Aus Sicht des Gastgebers begann die Partie optimal: Schnell führte man mit 3:0. Dabei wurde ebenso schnell deutlich, das die Gäste im dem in den Ferien frisch versiegelten Bodenbelag größere Probleme hatte. Dennoch konnten sie ihre offensichtliche Taktik, die Tempoverschleppung, in der ersten Halbzeit besser umsetzen als die Dresdner die Ihrige. Diese verfielen allzu häufig selbst in eine beinah lethargische Spielweise, so dass es Ihnen nicht gelang, die sichtbaren spielerischen Vorteile auch auf der Anzeigetafel deutlich zu machen und sich ergebnistechnisch abzusetzen. Erst mit der, wenige Minuten vor dem Halbzeitpfiff genommenen, Auszeit wurde die Schlagzahl wieder sichtbar erhöht und sich ein komfortabler Vorsprung beim Seitenwechsel erspielt (12:7).

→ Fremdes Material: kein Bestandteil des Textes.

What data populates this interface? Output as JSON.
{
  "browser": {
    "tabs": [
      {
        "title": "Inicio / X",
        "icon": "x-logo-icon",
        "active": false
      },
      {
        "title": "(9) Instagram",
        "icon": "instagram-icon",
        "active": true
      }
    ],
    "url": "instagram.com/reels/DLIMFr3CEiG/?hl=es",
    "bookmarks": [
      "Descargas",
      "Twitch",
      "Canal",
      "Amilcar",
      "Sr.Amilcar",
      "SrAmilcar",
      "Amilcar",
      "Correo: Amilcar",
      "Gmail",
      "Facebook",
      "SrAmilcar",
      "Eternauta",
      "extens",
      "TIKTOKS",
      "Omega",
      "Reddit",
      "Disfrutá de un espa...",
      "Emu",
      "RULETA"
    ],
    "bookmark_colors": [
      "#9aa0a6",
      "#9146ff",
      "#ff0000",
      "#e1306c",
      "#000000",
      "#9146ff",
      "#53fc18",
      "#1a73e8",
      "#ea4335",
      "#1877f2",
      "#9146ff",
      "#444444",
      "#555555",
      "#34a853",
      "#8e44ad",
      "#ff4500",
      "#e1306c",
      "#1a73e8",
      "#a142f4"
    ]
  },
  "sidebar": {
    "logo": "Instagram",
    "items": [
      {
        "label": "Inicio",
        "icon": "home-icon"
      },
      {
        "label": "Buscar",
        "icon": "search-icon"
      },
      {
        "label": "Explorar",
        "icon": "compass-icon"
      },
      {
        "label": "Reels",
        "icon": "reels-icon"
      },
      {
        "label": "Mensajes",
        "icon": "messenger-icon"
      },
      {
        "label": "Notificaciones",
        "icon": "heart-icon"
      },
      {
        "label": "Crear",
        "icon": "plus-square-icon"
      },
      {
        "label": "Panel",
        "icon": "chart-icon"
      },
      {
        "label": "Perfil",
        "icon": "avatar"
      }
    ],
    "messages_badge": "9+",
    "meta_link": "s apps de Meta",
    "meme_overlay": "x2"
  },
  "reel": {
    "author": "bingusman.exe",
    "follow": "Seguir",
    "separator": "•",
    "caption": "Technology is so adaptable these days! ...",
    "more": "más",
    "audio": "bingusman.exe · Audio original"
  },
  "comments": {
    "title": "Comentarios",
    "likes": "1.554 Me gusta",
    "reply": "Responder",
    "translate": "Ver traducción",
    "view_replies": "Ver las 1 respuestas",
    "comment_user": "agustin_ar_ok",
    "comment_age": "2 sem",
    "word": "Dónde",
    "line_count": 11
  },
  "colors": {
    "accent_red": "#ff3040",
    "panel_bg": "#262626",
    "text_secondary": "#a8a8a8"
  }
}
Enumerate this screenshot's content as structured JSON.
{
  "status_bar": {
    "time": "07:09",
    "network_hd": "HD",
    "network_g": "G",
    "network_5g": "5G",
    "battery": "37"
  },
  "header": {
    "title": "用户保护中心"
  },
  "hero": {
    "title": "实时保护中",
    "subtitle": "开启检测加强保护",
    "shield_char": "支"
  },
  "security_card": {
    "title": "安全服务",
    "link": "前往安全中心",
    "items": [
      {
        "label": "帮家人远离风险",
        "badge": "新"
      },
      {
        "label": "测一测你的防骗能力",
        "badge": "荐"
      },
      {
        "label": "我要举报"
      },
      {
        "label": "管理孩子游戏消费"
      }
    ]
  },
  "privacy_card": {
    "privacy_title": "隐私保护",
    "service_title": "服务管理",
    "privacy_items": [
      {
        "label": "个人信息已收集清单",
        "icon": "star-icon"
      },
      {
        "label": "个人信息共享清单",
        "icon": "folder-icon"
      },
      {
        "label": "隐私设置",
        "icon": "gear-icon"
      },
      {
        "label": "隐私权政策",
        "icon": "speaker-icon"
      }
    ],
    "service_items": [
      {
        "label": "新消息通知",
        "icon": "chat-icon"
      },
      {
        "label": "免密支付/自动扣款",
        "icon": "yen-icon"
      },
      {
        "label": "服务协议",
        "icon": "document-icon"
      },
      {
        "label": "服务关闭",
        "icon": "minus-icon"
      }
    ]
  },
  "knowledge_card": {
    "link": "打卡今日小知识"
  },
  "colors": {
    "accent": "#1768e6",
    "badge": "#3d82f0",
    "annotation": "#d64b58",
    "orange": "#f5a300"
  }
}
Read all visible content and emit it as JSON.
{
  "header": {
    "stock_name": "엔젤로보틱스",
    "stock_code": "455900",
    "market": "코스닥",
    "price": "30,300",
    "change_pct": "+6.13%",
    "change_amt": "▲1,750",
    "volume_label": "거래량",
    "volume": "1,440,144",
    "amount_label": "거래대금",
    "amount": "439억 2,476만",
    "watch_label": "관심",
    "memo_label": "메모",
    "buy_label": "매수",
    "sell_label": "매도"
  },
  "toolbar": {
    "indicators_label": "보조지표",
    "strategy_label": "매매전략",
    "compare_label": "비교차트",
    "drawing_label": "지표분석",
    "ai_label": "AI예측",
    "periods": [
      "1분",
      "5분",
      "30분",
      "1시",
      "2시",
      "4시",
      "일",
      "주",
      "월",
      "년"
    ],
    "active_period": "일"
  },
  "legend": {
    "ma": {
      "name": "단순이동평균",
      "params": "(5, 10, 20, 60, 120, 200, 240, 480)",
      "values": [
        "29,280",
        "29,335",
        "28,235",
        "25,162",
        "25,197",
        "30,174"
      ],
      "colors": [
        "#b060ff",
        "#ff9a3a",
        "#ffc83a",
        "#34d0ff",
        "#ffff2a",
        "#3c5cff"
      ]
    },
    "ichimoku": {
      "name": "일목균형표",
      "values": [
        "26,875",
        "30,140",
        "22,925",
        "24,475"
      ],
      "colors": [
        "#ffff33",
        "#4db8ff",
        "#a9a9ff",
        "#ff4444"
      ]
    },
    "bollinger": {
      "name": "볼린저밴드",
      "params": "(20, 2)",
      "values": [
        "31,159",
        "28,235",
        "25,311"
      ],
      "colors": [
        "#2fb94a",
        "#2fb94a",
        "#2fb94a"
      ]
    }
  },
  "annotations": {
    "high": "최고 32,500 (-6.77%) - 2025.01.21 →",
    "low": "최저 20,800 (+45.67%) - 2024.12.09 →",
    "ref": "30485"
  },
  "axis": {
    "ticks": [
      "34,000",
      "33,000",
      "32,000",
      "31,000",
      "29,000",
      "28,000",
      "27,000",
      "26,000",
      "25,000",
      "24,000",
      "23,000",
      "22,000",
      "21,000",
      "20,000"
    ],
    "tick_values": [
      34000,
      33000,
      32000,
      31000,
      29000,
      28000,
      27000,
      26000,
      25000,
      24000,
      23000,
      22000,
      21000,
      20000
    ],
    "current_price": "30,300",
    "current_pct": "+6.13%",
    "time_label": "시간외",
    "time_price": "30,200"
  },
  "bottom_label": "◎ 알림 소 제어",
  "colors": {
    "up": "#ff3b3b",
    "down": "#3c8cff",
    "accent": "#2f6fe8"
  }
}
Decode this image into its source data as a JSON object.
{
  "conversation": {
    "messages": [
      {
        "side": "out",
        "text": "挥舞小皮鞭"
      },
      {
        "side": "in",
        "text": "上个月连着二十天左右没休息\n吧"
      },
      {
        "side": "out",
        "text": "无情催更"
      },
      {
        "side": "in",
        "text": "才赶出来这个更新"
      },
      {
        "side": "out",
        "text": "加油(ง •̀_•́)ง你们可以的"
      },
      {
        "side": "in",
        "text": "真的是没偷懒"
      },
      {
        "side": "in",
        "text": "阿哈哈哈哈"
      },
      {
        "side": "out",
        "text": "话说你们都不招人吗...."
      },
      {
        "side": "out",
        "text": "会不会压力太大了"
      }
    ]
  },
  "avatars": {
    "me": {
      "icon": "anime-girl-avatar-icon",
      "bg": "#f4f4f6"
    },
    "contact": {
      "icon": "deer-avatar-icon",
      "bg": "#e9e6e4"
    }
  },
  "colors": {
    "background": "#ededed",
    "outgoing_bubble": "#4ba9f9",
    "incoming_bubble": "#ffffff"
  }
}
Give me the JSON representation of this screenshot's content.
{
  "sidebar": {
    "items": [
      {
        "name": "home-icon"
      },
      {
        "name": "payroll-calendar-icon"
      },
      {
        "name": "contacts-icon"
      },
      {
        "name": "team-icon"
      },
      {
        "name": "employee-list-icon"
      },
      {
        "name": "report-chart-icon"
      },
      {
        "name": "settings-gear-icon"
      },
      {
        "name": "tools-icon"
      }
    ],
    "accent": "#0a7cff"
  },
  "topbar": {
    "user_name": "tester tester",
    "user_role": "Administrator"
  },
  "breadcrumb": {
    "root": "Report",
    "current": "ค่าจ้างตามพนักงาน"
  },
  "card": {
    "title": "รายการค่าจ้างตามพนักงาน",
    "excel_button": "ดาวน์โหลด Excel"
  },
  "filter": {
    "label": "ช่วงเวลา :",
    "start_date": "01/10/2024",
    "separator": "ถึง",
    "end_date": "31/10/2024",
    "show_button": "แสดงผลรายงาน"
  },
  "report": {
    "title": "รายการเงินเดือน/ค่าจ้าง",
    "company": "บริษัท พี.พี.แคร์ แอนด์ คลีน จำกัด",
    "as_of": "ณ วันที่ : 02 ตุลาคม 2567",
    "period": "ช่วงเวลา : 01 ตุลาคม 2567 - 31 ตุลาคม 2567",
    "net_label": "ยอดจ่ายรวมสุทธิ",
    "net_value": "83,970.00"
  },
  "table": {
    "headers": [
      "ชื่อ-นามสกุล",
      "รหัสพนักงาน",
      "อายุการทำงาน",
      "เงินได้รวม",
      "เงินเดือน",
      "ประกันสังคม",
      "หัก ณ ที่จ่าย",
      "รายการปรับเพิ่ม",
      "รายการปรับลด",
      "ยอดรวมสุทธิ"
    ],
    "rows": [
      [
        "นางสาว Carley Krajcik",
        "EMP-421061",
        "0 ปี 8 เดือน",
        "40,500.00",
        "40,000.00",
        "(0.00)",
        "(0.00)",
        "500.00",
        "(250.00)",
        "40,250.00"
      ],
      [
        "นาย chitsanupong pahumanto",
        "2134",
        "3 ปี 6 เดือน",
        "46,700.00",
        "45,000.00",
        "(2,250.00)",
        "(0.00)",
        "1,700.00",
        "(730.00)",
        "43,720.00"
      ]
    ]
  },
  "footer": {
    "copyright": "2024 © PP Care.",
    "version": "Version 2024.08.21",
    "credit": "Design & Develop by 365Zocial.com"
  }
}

Aufbauend auf den letzten Minuten der ersten Halbzeit startete man sehr engagiert in den zweiten Durchgang und baute den Vorsprung sukzessive aus (17:9). Dies gestattete dem Trainergespann in der Folge, munter zu wechseln und jedem Spieler auch längere Einsatzzeiten zu geben. Dabei ist der aus dem Kreis der Radeberger Spieler stammende Dennis Rühle zu erwähnen, der bei seinem Einsatz im Kader der NSG Union Dresden 2 Treffer erzielen konnte. Schlussendlich gewann der Gastgeber bei seinem Erstauftritt in Radeberg zwar deutlich mit 29:17, ließ dabei aber Luft nach oben. Allerdings konnte man Selbstvertrauen für die anstehende schwere Aufgabe, dem Auswärtsspiel beim LHV Hoyerswerda (mit dem bei den Dresdnern trainierende Torhüter Hannes Werlisch!), tanken. Getrübt wurde der Erfolg allerdings durch die Verletzung von Sebastian Hinze!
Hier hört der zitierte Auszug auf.